Kara meletakkan ponselnya, memandang Hasya pekat. "Kamu memang harus berhati-hati soal skinship denganku. Kalau kamu lupa, pernikahan kita hanya hitam di atas putih." Kara turut bangkit, meraih tasnya dan mendekat pada Hasya yang berdiri di depan pintu kamar. "Tapi di luar, ketika banyak mata yang melihat, kamu harus bersikap seperti malam itu. Agresif tapi malu-malu." Kara terkekeh pelan. "Agar mereka percaya, pernikahan kita nyata, menyenangkan dan panas."

Kara lantas menepuk pundak Hasya ppelan sebelum akhirnya berlalu. Meninggalkan Hasya yang terkekeh pelan. Karena sejujurnya, ia tidak tahu mengapa sekarang di kepalanya, bersarang banyak ide untuk mempermainkan Kara ketika di hadapan publik.

Bukankah perempuan itu sudah memberikan izin dan sekaligus menyuruhnya berlaku demikian?

LIhat saja.

^^^^

17 tahun lalu, Kediaman Hasya

Hasya kecil berdiri di depan peti mati orang tuanya, menggenggam tangan kakaknya, Ayu, erat-erat. Air mata tidak menetes di pipinya, selayaknya memang ia tahan sekuat tenaga. Ia -sekalipun anak kecil- tetaplah anak laki-laki satu-satunya di keluarga ini. Ia yang melihat Ayu -sanng kakak- menangis hingga pingsan, menjadikannya bertekad.

Ia tidak akan menangis.

Ia anak laki-laki.

Ia yang akan menjaga Ayu.

Nyatanya, hidup pedih tidak pernaha berhenti menjelajah hidup Hasya. Saat peran orang tua diambil alih oleh Ayu, tepatnya ketika di pertengahan masa kuliahnya, sesuatu yang mengejutkan terjadi. Ayu tiba-tiba tidak bisa melihat ketika bangun disuatu pagi. Matanya buram dan lama-kelmaan menjadi gelap seutuhnya.

Hasa yang panik terus berusaha membawa Ayu ke tempat-tempat yang katanya bisa menyembuhkan. Dokter, pengobatan alternatif, hingga pengobatan herbal. Ia lakukan segalanya, dengan modal seadanya, sebisanya, sebagai seorang anak muda.

Tapi dokter tetap bersikukuh, Ayu harus segera menjalani pengobatan. Tentu saja, ia butuh uang yang banyak dengan deretan nol yang membuat Hasya pusing melihatnya.

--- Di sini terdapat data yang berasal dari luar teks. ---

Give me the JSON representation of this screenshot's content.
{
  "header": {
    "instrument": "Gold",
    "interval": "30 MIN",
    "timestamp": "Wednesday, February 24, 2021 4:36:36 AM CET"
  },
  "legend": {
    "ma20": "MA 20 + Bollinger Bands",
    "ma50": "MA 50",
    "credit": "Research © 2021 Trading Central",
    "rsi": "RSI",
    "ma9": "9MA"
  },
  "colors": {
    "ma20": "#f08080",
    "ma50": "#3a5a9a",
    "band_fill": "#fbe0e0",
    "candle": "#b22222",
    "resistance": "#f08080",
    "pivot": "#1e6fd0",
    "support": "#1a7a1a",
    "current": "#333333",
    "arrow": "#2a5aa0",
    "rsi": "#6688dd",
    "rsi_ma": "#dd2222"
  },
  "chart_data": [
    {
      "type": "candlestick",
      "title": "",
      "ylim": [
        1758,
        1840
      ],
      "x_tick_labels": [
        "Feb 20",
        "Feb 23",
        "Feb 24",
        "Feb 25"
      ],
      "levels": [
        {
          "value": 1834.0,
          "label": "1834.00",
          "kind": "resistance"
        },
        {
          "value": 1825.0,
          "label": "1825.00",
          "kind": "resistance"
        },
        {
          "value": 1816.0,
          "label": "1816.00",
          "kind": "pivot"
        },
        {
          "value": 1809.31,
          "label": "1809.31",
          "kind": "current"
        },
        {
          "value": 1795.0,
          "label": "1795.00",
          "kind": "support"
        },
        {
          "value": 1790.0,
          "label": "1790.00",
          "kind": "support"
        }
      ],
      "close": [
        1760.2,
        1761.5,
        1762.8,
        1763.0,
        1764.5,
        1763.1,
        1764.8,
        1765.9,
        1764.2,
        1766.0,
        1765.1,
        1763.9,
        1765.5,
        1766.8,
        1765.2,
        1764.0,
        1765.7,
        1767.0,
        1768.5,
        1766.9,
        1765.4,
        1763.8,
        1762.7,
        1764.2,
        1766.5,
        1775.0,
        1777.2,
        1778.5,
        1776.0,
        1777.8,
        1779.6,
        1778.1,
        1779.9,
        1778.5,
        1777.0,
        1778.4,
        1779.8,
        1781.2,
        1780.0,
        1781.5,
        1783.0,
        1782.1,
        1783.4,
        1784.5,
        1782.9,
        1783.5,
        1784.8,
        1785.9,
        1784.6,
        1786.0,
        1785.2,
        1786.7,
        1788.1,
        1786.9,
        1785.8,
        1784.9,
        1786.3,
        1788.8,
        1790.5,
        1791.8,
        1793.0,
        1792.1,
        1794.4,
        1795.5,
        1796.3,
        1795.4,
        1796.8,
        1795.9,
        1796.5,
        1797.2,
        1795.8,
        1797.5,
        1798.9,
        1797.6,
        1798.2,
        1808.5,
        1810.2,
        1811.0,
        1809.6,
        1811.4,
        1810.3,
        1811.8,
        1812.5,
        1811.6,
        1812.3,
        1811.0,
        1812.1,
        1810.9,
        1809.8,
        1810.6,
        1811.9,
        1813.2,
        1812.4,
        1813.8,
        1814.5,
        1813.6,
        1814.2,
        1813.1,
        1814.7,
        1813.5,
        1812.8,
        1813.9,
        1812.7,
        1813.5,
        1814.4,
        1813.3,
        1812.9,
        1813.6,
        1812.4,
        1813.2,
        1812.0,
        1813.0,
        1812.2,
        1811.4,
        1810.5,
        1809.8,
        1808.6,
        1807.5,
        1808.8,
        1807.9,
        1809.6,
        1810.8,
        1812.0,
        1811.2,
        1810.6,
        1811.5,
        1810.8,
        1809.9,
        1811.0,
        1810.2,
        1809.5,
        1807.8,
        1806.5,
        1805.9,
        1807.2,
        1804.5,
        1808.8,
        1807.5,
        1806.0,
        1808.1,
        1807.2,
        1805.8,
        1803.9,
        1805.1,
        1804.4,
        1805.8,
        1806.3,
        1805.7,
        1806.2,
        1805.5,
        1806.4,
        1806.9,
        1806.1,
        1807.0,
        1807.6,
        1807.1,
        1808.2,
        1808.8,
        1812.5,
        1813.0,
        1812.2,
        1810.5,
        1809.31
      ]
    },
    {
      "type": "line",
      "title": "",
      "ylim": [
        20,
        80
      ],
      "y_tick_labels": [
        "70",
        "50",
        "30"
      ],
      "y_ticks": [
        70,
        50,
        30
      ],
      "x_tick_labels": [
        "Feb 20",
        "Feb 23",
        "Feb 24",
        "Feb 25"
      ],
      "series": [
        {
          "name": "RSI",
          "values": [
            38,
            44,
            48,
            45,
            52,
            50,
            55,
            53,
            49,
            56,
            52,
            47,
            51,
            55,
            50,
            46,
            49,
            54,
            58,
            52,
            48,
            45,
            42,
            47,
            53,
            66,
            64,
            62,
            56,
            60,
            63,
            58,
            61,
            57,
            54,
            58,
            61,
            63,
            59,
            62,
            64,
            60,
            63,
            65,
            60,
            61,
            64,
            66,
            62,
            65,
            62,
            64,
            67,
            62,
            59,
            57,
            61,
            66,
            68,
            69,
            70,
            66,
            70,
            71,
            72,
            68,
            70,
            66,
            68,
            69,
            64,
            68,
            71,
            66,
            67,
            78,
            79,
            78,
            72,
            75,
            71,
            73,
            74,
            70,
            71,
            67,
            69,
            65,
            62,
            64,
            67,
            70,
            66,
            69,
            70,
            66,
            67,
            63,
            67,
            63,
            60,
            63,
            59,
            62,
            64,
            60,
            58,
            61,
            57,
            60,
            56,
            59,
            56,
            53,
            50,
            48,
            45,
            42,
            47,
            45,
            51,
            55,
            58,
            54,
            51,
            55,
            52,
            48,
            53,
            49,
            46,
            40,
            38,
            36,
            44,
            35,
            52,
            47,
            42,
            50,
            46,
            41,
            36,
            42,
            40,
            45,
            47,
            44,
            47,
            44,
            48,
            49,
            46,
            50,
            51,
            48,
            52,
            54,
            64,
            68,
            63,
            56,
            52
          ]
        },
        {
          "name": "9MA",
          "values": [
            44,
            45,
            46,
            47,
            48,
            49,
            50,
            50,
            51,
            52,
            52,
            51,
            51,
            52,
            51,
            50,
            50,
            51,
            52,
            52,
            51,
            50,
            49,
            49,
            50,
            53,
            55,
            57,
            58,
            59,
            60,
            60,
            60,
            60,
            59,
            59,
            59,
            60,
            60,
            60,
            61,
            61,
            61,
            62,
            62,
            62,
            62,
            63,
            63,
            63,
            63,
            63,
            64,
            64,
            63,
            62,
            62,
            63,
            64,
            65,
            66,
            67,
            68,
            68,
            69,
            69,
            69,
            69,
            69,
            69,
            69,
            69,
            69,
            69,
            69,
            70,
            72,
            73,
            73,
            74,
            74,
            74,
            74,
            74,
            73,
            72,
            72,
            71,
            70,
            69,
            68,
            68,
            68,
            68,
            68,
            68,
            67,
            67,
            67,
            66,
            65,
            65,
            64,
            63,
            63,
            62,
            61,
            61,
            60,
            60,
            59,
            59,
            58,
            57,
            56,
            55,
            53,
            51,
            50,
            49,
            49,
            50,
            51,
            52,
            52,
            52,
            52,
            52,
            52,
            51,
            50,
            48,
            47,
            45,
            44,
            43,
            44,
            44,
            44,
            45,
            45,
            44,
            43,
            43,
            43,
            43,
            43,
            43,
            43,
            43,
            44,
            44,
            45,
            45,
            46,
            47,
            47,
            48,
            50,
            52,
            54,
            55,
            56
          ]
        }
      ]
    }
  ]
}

Dalam tertatih itu, setelah tahun-tahun dilewati Hasya dengan harapan yangs emakin menciut, nyatanya Tuhan berbaik hati juga. Ia bertemu dengan Kara dan terlibat perjanjian dengannya.

Hasya sedih?

Tidak juga.

Baginya, Ayu yang bisa melihat lagi, lebih dari apapun. Apalagi bila hanya dibandingkan dengan perasaannya. Itu tidak ada apa-apanya.

^^^^

Masa Sekarang, Setelah Pernikahan

Kara berdiri di depan pintu kamar Hasya, memandang pintu yang sedikit terbuka. Ia bisa melihat Hasya duduk di tempat tidur, membaca buku dengan ekspresi serius.

Ia teringat percakapannya dengan Hasya tadi pagi. Laki-laki itu benar-benar terlihat seperti anak kecil yang tersesat di dunia orang dewasa.

“Kenapa dia begitu kaku?” gumam Kara pada dirinya sendiri. Sebagai seseorang yang selalu mendominasi di ruang mana pun, Kara merasa aneh menghadapi seseorang seperti Hasya.

Tapi ada sesuatu yang membuatnya lucu—cara Hasya mencoba beradaptasi, cara ia menghindari tatapan matanya, bahkan cara ia selalu memanggilnya “Bu Kara” dengan nada formal.

Kara mengetuk pintu, membuat Hasya mendongak dengan kaget.

“Boleh masuk?” tanyanya sambil melipat tangannya di depan dada.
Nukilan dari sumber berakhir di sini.